Inwijding der nieuwe Leeszaal van het Rotterdamsche Departement der Maatschappij: Tot Nut van 't Algemeen, op Woensdag den 1sten van Wintermaand, 1819. Te Rotterdam, bij C.D. van den Dries. In gr. 8vo. 59 Bl. f :-12-:
Toen wij deze Inwijding ontvingen, deed ons de bezending een dubbel genoegen. Zij herinnerde ons, dat het schoone gebouw, door Rotterdam voor het Nut van 't Algemeen bestemd, nu dadelijk in volle heerlijkheid stond; en zij beloofde ons een aangenaam uur, bij de doorlezing des werks van twee zoo gunstig bekende mannen.
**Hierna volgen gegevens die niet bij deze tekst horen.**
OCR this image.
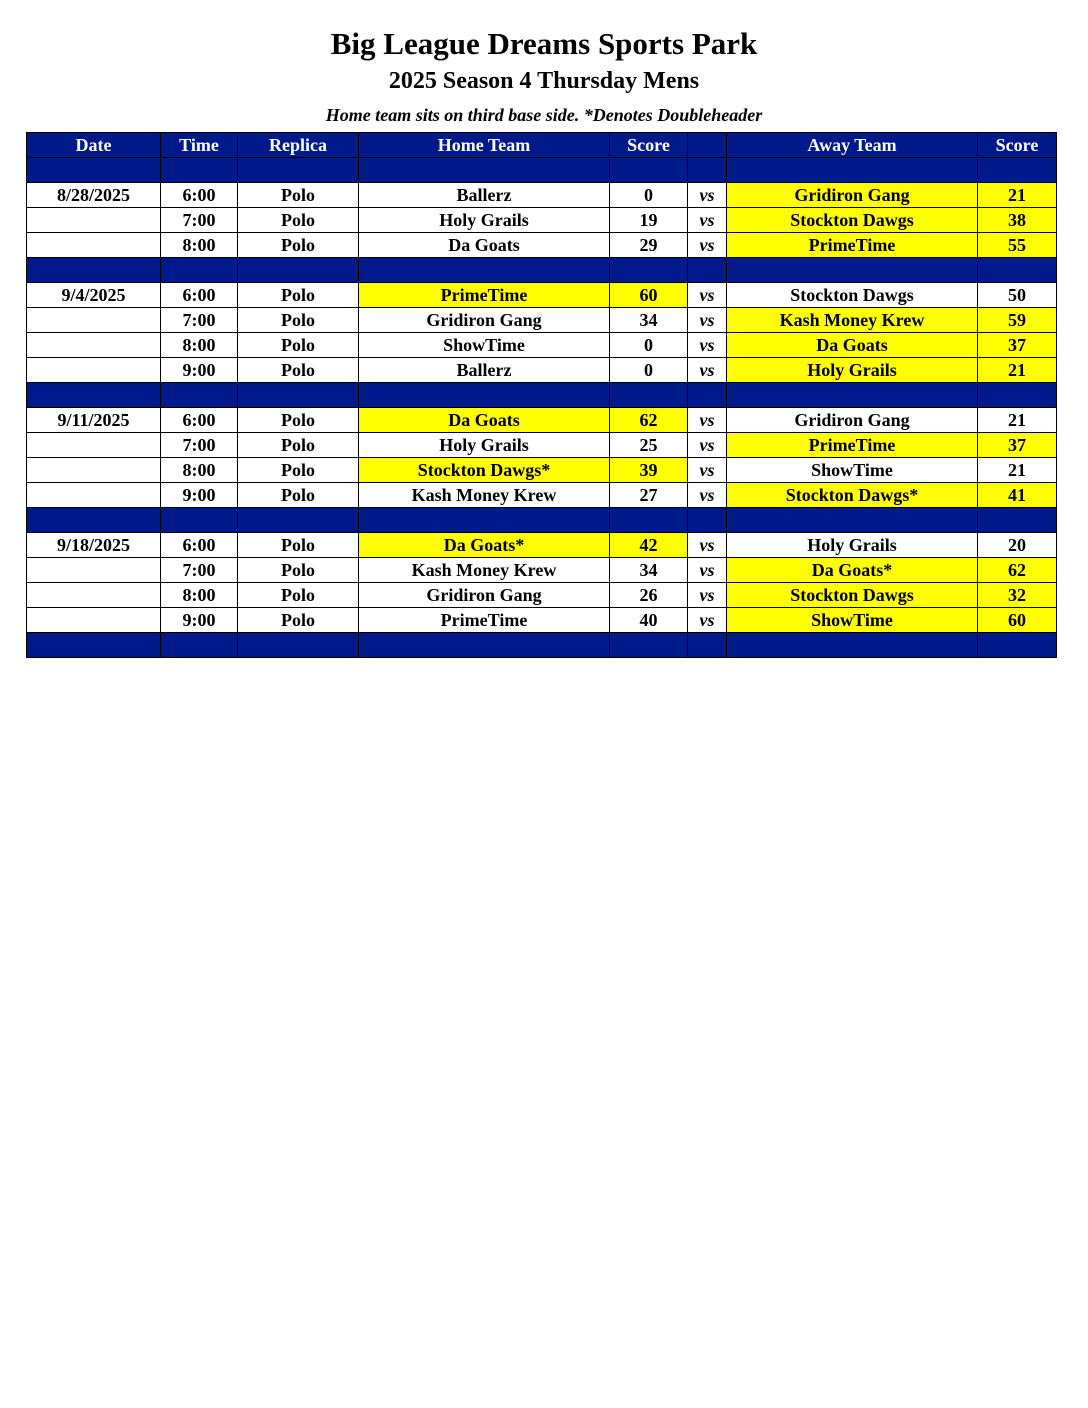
Big League Dreams Sports Park
2025 Season 4 Thursday Mens
Home team sits on third base side. *Denotes Doubleheader
Date	Time	Replica	Home Team	Score		Away Team	Score

8/28/2025	6:00	Polo	Ballerz	0	vs	Gridiron Gang	21
	7:00	Polo	Holy Grails	19	vs	Stockton Dawgs	38
	8:00	Polo	Da Goats	29	vs	PrimeTime	55

9/4/2025	6:00	Polo	PrimeTime	60	vs	Stockton Dawgs	50
	7:00	Polo	Gridiron Gang	34	vs	Kash Money Krew	59
	8:00	Polo	ShowTime	0	vs	Da Goats	37
	9:00	Polo	Ballerz	0	vs	Holy Grails	21

9/11/2025	6:00	Polo	Da Goats	62	vs	Gridiron Gang	21
	7:00	Polo	Holy Grails	25	vs	PrimeTime	37
	8:00	Polo	Stockton Dawgs*	39	vs	ShowTime	21
	9:00	Polo	Kash Money Krew	27	vs	Stockton Dawgs*	41

9/18/2025	6:00	Polo	Da Goats*	42	vs	Holy Grails	20
	7:00	Polo	Kash Money Krew	34	vs	Da Goats*	62
	8:00	Polo	Gridiron Gang	26	vs	Stockton Dawgs	32
	9:00	Polo	PrimeTime	40	vs	ShowTime	60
Wij begonnen evenwel van achteren op, en verslonden den eigen' oogenblik het Vers van tollens, dat, trouwens, zoo glad naar binnen ging, en, ééns geproefd zijnde, niet wel weêr ter zijde kon gelegd worden. Wij moesten, op nieuws, zijn heerlijk talent, zijn brandend gevoel voor het edele en goede, zijn vernuft bewonderen, dat altijd een oogpunt weet te kiezen, hetwelk hem de zaak in het volkomenste, waarachtigste en tevens dichterlijkste licht doet aan- en overzien. Ja, spandaw had gelijk, toen hij eenmaal de verdediging (ook der uitgave) van Gelegenheidsverzen op zich nam: ook onze loots is nooit gelukkiger, dan wanneer hij eene belangrijke plegtigheid viert: daarbij spreekt het hart; daarbij komt het gevoel, en de taal des gevoels, van zelve voor den dag; het welt uit eene levende bron op, zonder dat de verbeelding als eene perspomp behoeft te werken, om hetzelve naar boven te brengen. - De Redevoering, daarentegen, van reesema, bleef vooreerst liggen. Ei, men hoort zoo vele redevoeringen en verhandelingen, dat de lust, om dezelve ook nog te lezen, althans bij ons, zelden heel opgewekt is; en reesema was, ja wel, een knap man, maar evenwel geen tollens! Dan, nu wenscht men van ons een verslag dezer stukjes in de Letteroefeningen, en zie! meer dan een klein stootje (waarvoor wij van achteren zeer dankbaar zijn) is er niet noodig, om ons het geheele stuk eens ordelijk en bedaard te doen doorgaan. De Redenaar had, voorzeker, eene moeijelijke taak.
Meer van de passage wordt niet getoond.